Session 5 – 26 juin 14-16h

Le retour du design d’objet ? Comment réarticuler le design d’objet au design d’expérience, à la théorie des usages, à l’économie de la fonctionnalité ? Comment concevoir le jumeau numérique comme un authentique objet de transindividuation ? Identifier l’objet, plus largement identifier les organes c’est aussi pouvoir les soigner, les réparer, les recycler dans ce que l’on nomme le design régénératif attentif à la maintenance[8]. Le designer ne devient-il pas ainsi un écologue et un pharmacologue ?

Session 6 – 26 juin 16h30-18h

Quelle informatique des objets ? De la programmation orientée-objet (ou orientée propriétés) au développement de l’IOT, l’objet informatique a-t-il eu son heure de gloire[9] ? Le développeur est-il aujourd’hui réduit à corriger le travail de l’IA ? Qui sont encore aujourd’hui les « artisans du numérique », les hackeurs de génie et les communautés du Libre qui défendent la programmation d’objets ? Que signifie concevoir des objets dans une approche orientée-milieu telle qu’elle a pu être décrite par Mathieu Triclot et le groupe des Universités Technologiques dans une approche éco-technologique et industrielle illustrée par exemple par le « permacomputing » ? Comment réparer, recréer ou préserver la matérialité d’un hébergement, d’un serveur, d’un routeur, d’un téléphone, d’un écran de cinéma, d’une voiture pilotable et réparable par un humain ? A l’heure où les microprocesseurs universels très onéreux (TPU) s’imposent tout en rendant difficile leur programmabilité, quelle politique industrielle, quelles incitations publiques, quels programmes de recherche pour relancer de nouvelles infrastructures en réseau, les forges libres, les processeurs spécialisés, programmables, embarqués, low-tech et le développement du hardware libre ?


[1] https://www.forbes.com/sites/ronschmelzer/2026/01/10/physical-ai-made-waves-at-ces-2026-what-is-it/

[2] Le Système des objets : la consommation des signes, Paris, éd.
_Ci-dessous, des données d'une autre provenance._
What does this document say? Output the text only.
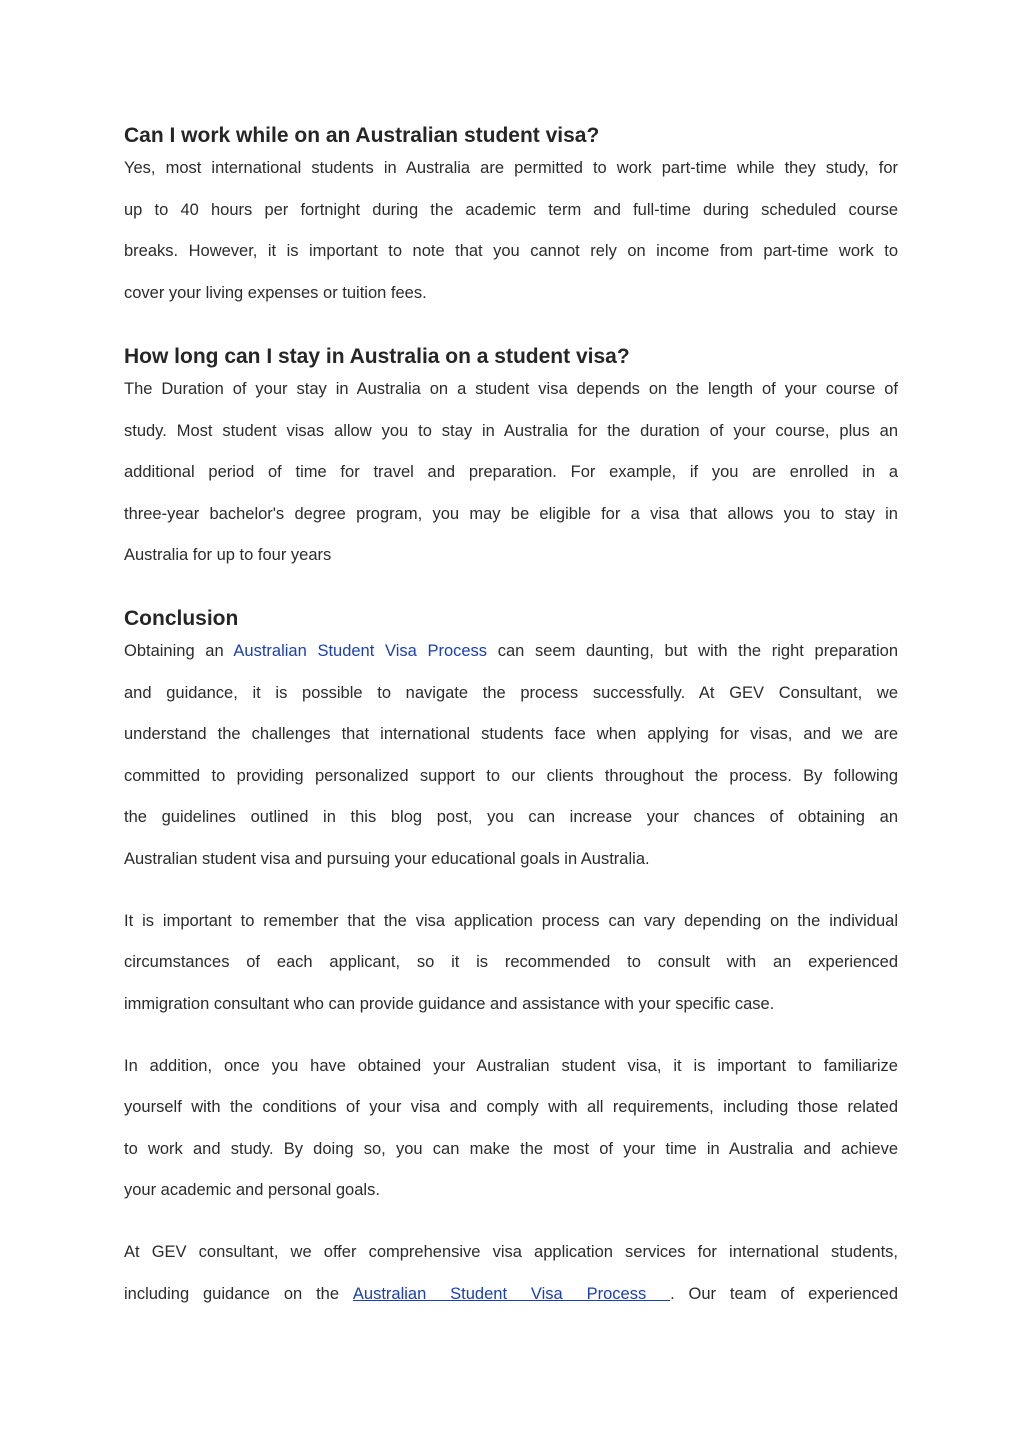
Can I work while on an Australian student visa?

Yes, most international students in Australia are permitted to work part-time while they study, for

up to 40 hours per fortnight during the academic term and full-time during scheduled course

breaks. However, it is important to note that you cannot rely on income from part-time work to

cover your living expenses or tuition fees.

How long can I stay in Australia on a student visa?

The Duration of your stay in Australia on a student visa depends on the length of your course of

study. Most student visas allow you to stay in Australia for the duration of your course, plus an

additional period of time for travel and preparation. For example, if you are enrolled in a

three-year bachelor's degree program, you may be eligible for a visa that allows you to stay in

Australia for up to four years

Conclusion

Obtaining an Australian Student Visa Process can seem daunting, but with the right preparation

and guidance, it is possible to navigate the process successfully. At GEV Consultant, we

understand the challenges that international students face when applying for visas, and we are

committed to providing personalized support to our clients throughout the process. By following

the guidelines outlined in this blog post, you can increase your chances of obtaining an

Australian student visa and pursuing your educational goals in Australia.

It is important to remember that the visa application process can vary depending on the individual

circumstances of each applicant, so it is recommended to consult with an experienced

immigration consultant who can provide guidance and assistance with your specific case.

In addition, once you have obtained your Australian student visa, it is important to familiarize

yourself with the conditions of your visa and comply with all requirements, including those related

to work and study. By doing so, you can make the most of your time in Australia and achieve

your academic and personal goals.

At GEV consultant, we offer comprehensive visa application services for international students,

including guidance on the Australian Student Visa Process . Our team of experienced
Gallimard, 1968

[3] Jeu et réalité, l’espace potentiel, Gallimard, 1975

[4] Yuk Hui, On the existence of digital objects, Minnesota Press, 2016

[5] Voir à ce sujet Gilbert Simondon, « L’homme et l’objet », in La résolution des problèmes, PUF, 2018

[6] Nicola Nova, Les flops technologiques, Fyp 2011 et l’expo Flops ?! au Musée du CNAM (https://www.arts-et-metiers.net/musee/flops)

[7] Triclot, Cormerais, Puig (dir.), Jeu, geste et savoirs, C&F Edition, 2024

[8] Jérôme Denis et David Pontille, Le Soin des choses. Politiques de la maintenance, La Découverte, 2022

[9] A travers une généalogie des objets bien décrite par Brian Cantwell Smith, On the origin of objects, Bradford Book, 1998 ou la disparition de l’objet saisie par Dan McQuillan à travers la notion de « decomputing ».